The sweeps came on Friday nights in South Los Angeles, often before big events like Raiders games.
That intimate relationship makes it easier for us to look away when police strike and slay Latinos.
Whenever I bring up police shootings at family gatherings, I know how my cousins — more than a few of whom are in law enforcement or married to cops — will respond. Why did the victims resist arrest? You don’t see any of us in those situations. The people who died deserved it because they were probably pandilleros o pendejos — gang members or stupid people.
Latinos proudly and easily assimilate into the American fabric. And part of that process is believing that justice is colorblind, despite overwhelming evidence to the contrary.
Few people know this phenomenon better than University of Arizona professor Roberto Cintli Rodriguez. He has covered police brutality against Latinos for more than 40 years, ever since Los Angeles sheriff’s deputies put him in the hospital after his camera captured them assaulting an unarmed Latino in East L.A. during the 1970s.

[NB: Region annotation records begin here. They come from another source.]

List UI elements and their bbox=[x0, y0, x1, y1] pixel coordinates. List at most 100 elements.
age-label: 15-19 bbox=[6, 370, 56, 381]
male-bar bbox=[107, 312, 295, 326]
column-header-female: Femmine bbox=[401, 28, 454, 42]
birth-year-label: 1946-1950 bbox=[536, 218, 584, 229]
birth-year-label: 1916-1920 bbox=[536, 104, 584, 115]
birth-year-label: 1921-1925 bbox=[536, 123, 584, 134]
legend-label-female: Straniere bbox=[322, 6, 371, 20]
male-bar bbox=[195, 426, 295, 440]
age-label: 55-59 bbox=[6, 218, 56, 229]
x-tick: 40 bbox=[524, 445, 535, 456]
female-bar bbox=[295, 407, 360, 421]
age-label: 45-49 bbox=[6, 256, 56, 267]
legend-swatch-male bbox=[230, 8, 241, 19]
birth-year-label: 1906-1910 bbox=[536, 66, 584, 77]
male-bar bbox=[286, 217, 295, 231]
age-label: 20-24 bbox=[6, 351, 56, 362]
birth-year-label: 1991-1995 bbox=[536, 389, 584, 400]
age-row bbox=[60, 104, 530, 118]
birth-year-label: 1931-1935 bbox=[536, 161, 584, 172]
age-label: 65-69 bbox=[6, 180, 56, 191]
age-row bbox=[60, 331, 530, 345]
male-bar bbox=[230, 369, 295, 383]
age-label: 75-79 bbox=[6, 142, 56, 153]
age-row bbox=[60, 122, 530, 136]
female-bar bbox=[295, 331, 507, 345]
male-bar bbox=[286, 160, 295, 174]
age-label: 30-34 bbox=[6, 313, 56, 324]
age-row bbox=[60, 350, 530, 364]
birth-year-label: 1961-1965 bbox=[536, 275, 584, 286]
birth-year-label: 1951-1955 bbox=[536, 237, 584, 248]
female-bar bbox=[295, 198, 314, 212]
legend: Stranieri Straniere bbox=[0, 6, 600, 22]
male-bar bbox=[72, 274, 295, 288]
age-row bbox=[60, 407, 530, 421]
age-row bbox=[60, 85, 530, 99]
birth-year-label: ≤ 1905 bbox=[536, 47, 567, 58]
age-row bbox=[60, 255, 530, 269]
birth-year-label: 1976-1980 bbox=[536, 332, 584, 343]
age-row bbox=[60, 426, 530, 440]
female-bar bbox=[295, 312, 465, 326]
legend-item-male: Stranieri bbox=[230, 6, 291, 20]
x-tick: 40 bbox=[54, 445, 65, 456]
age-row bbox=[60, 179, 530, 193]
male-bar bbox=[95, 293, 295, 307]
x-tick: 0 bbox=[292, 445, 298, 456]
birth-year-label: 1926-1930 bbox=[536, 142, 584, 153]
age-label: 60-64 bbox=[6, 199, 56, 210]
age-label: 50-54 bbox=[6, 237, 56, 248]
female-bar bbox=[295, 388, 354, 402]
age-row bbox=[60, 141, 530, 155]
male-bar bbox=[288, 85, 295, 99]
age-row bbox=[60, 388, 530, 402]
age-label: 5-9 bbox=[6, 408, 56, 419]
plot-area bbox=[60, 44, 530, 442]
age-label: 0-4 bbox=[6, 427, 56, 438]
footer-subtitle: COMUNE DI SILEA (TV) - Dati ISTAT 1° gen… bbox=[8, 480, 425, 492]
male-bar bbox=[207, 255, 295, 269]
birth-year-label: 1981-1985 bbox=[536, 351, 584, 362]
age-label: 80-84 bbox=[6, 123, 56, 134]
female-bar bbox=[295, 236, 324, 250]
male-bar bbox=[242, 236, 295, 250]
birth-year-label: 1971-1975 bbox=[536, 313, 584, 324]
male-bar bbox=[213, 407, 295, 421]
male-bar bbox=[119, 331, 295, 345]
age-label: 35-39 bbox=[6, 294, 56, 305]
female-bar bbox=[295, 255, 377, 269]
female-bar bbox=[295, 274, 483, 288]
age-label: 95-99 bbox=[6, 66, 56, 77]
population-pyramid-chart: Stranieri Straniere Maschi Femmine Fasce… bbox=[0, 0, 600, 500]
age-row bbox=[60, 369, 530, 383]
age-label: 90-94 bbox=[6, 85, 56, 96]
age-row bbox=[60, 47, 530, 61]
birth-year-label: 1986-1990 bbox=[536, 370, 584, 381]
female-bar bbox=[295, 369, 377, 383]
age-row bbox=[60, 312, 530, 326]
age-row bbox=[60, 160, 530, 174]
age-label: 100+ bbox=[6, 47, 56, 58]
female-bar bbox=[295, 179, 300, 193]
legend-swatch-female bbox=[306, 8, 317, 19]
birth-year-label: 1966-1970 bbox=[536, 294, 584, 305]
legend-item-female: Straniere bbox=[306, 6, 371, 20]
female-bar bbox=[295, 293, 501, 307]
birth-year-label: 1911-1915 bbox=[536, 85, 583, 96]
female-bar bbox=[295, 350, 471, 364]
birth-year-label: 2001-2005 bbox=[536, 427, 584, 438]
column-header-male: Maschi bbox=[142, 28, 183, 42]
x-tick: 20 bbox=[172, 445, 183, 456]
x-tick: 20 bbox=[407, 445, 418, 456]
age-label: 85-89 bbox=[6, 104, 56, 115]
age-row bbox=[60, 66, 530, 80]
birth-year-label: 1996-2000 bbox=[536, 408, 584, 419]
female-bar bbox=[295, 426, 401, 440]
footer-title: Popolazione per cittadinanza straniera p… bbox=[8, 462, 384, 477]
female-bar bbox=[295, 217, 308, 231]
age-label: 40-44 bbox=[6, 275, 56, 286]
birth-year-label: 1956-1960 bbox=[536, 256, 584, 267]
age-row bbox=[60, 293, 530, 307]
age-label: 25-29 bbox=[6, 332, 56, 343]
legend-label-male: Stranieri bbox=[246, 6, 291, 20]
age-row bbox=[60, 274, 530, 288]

“The narrative with too many Latinos is, ‘It’s not us, it’s [Black people]. They have a problem,’” he said. “People call all these cases [against Latinos] anecdotal. People need to see the numbers, and the numbers are outrageous.”
He and others are working on a database of Latinos killed by law enforcement since 2000 in hopes that more Latinos will care. “We’d like to have proportional media attention, but it’s the wrong focus,” he said. “The question is, why do police continue to disrespect red and Black and brown lives? And why do not enough of us care? Until that happens, these killings are just not going to stop.”
Michael Nida, a father of four killed by Downey police in 2011 after being wrongfully suspected of an armed robbery. Antonio Zambrano-Montes, a Mexican farmworker killed by police in Pasco, Wash., in 2015 after he threw rocks at them. Daniel Canizales, a South Gate resident shot 16 times by police in 2019 as he ignored their commands to stop. He survived but will never walk again.
It’s as if Latinos are waiting for our own George Floyd, even though we already have them in droves. Most of us just choose to say nothing. If more Latinos can’t be motivated to care, how can we expect the rest of society to care?